Cutelyst the Qt Web Framework, has another stable release, this release is mostly filled with bug fixes, the commit log is rather small.

It got fixes on Cutelyst-WSGI to properly work on Windows, QtCreator integration fixes, properly installing dll's on Windows, fix returning the right status from views (this allows you to know if for example View::Email sent the email with success).

Cutelyst is cross-platform, the code builds on CI running on Windows, OSX and Linux, but first class is still UNIX systems, as I don't use Windows, nor have a VM with development configured so I have only ensured it build fine on AppVeyor, Aurel Branzeanu provided some pull requests to improve that, if you also happen to have experience with CMake, MSVC and Windows please help me review or do other pull requests.

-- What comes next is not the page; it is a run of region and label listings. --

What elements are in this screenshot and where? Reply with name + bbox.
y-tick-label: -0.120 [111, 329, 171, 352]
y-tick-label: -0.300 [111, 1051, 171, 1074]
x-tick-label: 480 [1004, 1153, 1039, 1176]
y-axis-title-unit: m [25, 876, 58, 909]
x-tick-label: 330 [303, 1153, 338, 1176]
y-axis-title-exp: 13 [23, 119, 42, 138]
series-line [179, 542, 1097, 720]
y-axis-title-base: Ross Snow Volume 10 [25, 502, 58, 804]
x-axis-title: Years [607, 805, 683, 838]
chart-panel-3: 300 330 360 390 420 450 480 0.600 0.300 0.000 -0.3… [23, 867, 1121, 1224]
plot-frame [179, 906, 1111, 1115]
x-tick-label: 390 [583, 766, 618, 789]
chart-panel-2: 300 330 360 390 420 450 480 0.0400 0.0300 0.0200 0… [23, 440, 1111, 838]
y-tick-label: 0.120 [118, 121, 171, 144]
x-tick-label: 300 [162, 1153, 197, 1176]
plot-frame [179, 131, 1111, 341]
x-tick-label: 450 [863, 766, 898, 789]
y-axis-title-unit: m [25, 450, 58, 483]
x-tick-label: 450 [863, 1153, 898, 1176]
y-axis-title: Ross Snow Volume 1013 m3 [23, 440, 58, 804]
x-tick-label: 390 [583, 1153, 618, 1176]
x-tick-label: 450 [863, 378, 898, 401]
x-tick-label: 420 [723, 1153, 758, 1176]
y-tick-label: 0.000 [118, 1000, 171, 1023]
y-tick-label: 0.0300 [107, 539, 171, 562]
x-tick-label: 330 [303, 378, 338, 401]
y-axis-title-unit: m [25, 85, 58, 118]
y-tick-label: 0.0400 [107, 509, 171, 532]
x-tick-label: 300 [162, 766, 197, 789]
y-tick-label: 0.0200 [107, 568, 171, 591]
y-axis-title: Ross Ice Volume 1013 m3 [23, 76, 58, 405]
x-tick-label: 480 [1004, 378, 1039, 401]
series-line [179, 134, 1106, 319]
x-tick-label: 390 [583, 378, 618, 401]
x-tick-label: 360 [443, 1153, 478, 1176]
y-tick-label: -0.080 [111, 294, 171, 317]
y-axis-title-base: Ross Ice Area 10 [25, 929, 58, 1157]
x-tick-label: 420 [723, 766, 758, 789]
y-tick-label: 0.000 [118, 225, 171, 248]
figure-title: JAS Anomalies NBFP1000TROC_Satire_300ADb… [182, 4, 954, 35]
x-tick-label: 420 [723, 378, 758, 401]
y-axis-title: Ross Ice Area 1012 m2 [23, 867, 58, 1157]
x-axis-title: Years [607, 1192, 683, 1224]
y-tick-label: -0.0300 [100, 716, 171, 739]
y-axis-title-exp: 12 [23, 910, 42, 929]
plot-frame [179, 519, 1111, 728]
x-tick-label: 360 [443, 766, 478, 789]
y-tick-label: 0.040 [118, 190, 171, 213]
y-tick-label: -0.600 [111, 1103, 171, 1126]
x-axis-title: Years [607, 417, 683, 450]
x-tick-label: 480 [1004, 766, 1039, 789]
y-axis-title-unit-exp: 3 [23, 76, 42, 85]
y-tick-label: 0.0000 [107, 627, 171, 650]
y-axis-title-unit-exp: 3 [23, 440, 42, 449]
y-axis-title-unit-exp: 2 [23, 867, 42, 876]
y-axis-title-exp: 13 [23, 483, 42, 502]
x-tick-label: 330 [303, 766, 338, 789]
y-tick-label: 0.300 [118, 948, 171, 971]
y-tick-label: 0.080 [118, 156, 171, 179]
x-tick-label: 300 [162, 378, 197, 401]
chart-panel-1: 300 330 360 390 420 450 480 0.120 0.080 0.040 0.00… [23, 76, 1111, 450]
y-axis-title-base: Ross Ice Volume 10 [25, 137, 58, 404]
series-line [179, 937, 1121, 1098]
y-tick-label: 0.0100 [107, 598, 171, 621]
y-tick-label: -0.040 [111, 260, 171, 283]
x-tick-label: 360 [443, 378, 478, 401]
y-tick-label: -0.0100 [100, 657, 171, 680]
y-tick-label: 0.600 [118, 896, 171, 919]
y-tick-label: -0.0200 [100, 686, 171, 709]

The release also got two API additions:

  • Context::setStash(QString, ParamsMultiMap), ParamsMultiMap also known as QMap<QString, QString> is a type used on HTTP query and body parameters, having this method avoid writing ugly code full of QVariant::fromValue()
  • Application::pathTo(QString), instead of using the QStringList version which join the strings to build a path (like the Catalyst does), this just gets the string as you would pass to a QFile, that in turn deals with platform issues.

I'm a bit busy with html-qt and also planning a rewrite of simplemail-qt to be async, so expect smaller Cutelyst releases :)

Again help is welcome (specially on Windows usage).